Marceline visa soigneusement sa mère entre les deux yeux et la veuve s’écroula sur le sol. Marceline se sentait dans un état singulier et merveilleux.
Elle s’était éloignée. Marceline voulait éviter de longer la route nationale. Elle parcourait les champs et elle s’était retournée pour observer l’incendie en serrant fortement la fourrure de son lapin contre elle. Le feu avait pris rapidement. Marceline avait recouvert les corps avec tous les produits inflammables qu’elle avait pu trouver dans la maison. Elle avait aussi ouvert toutes les fenêtres de la bâtisse pour faire entrer le vent et favoriser l’embrasement. Les flammes jaillissaient de chaque fenêtre et se déchiraient entre elles en remontant sur la façade. Au dessus, une fumée blanche s’élevait et se répandait sur le toit comme une épaisse litière de plumes puis tout l’espace fut recouvert brutalement par des milliers de papillons noirs. Ils tourbillonnaient dans le ciel et ils semblaient se livrer une lutte terrible. Ils étaient féroces comme la mort et ils poussaient des cris d’enfants qui auraient été arrachés à des brûlures de flammes. Ils disparurent et la tristesse gagna le cœur de Marceline. Dans la vie, il y a si peu de bonheur, pensait-elle.
Marceline avait suivi son instinct sans savoir où le train la menait.
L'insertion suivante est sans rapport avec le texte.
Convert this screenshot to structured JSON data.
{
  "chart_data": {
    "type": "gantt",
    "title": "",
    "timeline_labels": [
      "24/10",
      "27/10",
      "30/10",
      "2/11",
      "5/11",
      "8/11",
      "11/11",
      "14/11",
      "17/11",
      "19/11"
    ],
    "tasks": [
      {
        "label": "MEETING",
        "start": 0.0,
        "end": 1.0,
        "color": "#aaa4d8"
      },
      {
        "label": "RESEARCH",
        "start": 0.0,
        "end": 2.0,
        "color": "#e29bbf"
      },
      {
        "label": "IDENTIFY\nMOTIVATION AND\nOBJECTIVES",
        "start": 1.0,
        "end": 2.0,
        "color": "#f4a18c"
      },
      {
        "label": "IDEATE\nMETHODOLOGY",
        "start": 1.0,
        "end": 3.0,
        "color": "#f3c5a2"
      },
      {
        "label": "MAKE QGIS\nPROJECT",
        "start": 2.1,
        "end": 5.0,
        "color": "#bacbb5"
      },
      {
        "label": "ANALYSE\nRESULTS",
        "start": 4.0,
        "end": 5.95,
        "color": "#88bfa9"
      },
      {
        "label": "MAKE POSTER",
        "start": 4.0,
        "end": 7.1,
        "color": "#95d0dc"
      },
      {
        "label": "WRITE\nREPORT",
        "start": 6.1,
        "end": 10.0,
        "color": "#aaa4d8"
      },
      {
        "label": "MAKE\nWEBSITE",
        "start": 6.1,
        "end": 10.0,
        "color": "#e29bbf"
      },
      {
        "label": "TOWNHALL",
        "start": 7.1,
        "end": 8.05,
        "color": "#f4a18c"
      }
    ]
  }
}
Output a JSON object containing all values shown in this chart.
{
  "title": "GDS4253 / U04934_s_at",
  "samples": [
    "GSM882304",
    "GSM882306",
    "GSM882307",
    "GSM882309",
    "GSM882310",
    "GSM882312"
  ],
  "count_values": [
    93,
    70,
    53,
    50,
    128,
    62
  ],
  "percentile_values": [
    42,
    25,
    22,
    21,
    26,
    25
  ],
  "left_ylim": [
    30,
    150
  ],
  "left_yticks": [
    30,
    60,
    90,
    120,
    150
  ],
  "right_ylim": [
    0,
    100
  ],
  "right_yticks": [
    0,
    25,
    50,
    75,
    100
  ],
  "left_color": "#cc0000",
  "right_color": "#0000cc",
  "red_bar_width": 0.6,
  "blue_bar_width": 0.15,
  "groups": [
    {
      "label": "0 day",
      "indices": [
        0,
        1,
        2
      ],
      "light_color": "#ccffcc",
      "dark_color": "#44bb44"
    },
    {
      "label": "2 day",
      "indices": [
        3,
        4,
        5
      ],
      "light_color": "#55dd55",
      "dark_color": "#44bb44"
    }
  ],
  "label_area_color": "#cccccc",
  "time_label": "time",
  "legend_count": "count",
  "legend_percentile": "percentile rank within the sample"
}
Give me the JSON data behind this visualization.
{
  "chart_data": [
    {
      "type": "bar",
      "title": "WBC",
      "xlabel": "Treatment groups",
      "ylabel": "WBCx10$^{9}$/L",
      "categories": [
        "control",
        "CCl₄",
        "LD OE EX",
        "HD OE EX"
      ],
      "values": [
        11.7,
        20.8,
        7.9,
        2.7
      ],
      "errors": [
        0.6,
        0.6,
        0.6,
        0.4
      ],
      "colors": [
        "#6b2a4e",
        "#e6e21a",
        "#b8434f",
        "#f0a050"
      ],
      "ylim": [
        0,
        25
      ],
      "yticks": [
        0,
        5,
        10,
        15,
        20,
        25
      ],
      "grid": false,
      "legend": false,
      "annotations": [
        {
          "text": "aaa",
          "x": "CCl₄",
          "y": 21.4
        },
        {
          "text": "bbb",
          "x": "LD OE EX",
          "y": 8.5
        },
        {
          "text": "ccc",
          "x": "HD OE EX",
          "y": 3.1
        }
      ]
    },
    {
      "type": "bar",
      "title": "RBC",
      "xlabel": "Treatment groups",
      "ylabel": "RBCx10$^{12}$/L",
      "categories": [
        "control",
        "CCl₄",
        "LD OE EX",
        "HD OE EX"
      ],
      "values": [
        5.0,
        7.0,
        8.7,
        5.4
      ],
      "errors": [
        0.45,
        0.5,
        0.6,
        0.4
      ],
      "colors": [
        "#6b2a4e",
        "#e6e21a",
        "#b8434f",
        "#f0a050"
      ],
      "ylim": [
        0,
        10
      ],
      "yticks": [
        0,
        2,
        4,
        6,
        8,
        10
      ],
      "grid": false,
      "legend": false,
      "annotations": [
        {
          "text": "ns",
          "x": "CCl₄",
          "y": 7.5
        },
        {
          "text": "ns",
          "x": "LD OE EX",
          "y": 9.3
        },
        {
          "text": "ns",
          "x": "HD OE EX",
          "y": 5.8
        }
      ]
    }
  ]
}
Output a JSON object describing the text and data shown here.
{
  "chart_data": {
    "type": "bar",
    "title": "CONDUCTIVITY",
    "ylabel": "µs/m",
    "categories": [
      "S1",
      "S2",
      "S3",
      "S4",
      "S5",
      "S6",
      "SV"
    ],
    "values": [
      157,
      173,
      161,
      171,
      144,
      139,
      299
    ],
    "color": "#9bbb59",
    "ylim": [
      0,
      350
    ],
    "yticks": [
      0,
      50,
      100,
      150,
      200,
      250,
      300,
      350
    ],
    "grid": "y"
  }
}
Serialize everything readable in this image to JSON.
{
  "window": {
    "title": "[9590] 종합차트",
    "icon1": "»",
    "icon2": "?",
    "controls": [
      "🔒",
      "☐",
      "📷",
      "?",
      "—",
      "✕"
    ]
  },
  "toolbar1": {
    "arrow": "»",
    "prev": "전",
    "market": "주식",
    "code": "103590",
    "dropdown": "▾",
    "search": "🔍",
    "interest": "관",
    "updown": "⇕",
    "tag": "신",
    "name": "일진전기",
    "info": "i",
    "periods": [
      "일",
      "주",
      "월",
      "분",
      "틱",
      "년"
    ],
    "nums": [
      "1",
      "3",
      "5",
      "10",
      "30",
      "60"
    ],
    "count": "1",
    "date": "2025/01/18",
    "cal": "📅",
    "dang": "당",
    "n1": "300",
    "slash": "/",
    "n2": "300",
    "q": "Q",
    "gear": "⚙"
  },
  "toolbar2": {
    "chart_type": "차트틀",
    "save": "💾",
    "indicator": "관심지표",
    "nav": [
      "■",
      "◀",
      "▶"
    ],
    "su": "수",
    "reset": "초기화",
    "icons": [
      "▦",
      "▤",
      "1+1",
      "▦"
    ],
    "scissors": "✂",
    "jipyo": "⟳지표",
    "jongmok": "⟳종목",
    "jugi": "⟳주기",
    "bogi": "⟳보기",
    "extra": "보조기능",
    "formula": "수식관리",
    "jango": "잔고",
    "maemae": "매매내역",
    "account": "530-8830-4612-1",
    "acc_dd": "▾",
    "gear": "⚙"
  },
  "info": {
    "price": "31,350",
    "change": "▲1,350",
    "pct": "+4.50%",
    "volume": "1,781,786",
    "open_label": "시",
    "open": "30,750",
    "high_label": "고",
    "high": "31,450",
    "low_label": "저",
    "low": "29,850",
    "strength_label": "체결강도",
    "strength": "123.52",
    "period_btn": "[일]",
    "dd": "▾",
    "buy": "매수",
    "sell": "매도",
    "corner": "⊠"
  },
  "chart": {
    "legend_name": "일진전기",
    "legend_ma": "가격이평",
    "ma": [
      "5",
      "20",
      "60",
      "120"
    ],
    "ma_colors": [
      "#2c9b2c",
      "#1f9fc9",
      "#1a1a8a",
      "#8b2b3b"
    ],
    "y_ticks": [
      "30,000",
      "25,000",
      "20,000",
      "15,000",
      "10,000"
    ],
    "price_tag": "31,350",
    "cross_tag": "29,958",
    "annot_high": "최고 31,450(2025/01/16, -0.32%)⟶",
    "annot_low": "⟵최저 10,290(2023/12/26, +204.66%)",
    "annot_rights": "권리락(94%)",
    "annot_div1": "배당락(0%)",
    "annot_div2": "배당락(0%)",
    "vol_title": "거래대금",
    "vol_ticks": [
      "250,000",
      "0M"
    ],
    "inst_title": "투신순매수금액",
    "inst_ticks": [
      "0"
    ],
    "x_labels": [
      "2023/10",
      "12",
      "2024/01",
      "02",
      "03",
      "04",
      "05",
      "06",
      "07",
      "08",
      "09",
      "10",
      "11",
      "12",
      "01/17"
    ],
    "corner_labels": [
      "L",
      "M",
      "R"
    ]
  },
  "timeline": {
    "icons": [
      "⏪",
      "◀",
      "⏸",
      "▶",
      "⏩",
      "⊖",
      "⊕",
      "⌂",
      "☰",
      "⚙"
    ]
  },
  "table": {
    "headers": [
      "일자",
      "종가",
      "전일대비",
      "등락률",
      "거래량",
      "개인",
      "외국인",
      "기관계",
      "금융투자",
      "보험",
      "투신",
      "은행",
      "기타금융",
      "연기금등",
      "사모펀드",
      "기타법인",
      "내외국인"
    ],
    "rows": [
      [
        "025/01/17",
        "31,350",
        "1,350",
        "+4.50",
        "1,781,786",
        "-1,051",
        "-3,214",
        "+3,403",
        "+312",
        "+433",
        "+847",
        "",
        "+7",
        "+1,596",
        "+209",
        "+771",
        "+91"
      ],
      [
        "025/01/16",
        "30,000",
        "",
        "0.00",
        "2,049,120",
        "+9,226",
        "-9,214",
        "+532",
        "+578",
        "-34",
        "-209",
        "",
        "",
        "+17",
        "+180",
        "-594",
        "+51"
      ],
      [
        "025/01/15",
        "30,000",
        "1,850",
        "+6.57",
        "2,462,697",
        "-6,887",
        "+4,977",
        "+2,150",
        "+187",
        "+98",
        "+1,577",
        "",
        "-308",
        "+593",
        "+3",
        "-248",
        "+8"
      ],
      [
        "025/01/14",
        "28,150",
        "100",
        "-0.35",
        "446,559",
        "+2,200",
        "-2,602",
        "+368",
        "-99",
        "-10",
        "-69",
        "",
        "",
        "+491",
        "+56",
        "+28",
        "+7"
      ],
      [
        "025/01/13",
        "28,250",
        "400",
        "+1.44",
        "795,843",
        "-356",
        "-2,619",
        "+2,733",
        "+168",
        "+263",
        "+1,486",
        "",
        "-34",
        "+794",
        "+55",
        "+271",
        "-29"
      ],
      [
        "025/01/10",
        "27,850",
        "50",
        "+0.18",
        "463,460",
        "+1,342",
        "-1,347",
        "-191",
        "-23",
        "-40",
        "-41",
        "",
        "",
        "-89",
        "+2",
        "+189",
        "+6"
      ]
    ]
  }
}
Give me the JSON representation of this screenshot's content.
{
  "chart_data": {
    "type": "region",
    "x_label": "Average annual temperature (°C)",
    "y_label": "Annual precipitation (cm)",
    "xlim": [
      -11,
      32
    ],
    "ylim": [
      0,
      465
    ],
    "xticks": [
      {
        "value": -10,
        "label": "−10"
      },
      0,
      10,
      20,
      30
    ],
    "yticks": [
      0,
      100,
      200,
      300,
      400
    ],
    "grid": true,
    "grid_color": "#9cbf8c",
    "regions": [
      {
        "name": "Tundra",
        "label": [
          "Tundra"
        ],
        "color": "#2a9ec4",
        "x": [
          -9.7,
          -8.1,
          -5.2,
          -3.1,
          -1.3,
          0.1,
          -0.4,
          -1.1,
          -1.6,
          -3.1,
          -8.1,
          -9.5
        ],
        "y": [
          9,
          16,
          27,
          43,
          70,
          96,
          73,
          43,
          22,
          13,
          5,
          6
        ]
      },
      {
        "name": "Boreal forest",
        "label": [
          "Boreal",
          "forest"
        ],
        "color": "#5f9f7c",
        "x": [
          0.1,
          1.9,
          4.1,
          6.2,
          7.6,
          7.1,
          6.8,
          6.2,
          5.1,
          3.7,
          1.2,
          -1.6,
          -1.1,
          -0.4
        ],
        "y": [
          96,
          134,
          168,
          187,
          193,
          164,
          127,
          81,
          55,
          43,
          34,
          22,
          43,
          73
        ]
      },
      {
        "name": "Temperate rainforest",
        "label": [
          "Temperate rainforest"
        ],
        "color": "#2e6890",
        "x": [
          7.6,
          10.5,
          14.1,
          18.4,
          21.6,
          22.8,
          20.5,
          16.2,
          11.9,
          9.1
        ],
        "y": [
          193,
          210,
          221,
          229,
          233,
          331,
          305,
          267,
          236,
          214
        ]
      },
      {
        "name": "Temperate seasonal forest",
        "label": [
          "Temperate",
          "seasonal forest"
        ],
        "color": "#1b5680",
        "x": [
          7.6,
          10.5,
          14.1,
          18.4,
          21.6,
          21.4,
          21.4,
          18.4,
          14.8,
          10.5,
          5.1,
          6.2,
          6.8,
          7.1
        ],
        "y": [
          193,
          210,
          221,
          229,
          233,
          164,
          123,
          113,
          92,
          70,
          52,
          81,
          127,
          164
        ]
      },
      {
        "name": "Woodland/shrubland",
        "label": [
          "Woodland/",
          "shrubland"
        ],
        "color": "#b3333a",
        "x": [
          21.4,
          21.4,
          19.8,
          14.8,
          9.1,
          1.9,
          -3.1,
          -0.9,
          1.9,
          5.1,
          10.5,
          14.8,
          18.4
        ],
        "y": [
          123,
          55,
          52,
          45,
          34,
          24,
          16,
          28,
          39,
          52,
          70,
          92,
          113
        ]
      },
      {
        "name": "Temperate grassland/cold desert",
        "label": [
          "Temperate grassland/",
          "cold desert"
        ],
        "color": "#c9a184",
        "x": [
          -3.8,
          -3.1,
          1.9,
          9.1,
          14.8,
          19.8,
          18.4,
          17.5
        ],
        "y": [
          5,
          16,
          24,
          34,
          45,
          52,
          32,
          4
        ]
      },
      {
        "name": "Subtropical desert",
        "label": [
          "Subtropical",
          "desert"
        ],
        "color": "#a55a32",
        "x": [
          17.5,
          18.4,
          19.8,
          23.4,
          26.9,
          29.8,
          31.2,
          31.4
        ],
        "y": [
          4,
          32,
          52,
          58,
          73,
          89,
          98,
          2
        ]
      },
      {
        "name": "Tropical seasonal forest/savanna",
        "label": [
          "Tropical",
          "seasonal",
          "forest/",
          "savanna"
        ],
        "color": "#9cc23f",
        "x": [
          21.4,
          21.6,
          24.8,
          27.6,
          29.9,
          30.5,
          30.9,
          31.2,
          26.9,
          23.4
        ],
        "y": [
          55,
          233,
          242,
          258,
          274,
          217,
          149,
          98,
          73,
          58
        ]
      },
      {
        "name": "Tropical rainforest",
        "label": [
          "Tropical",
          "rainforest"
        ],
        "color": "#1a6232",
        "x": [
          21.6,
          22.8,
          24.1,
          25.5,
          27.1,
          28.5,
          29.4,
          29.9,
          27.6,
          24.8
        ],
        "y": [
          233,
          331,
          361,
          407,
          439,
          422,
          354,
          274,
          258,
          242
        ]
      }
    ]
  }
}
Il franchissait les gares à toute vitesse. Elle avait coincé la fourrure de son lapin entre sa joue et la vitre froide qui renvoyait des vibrations incommodes et continues. Elle voulait dormir. La nuit avait transformé la vitre en miroir et elle regardait le reflet des grosses mains serrées de l’homme qui s’était assis sur la place vide à côté d’elle. Elle ferma les yeux. Le train crevait la nuit et faisait défiler toute une humanité invisible de gens et d’animaux derrière des cassures de lumière et des giclées crépitantes de gouttes de pluie.
Marceline quitta la vieille gare et elle suivi un chemin qui longeait des petits pavillons et des jardins. Elle avait de la fièvre. Le ciel était devenu si clair et le chemin plongeait vers la mer dans une étrange lumière. Marceline était descendue sur la plage par un escalier en bois et elle faisait glisser sa main sur une rampe peinte en rouge. Elle avait enlevé ses souliers et ses pieds s’enfonçaient dans le sable. Il y avait du vent mais la mer était lisse et lourde comme du plomb. Un nageur apparaissait comme un point si minuscule d’être si loin dans la mer grise. Le ciel était un décor incroyablement blanc et sans rature. Marceline s’était déshabillée lentement et s’était allongée à la limite du rivage. Elle avait couvert une partie de son corps avec la fourrure noire et elle attendait.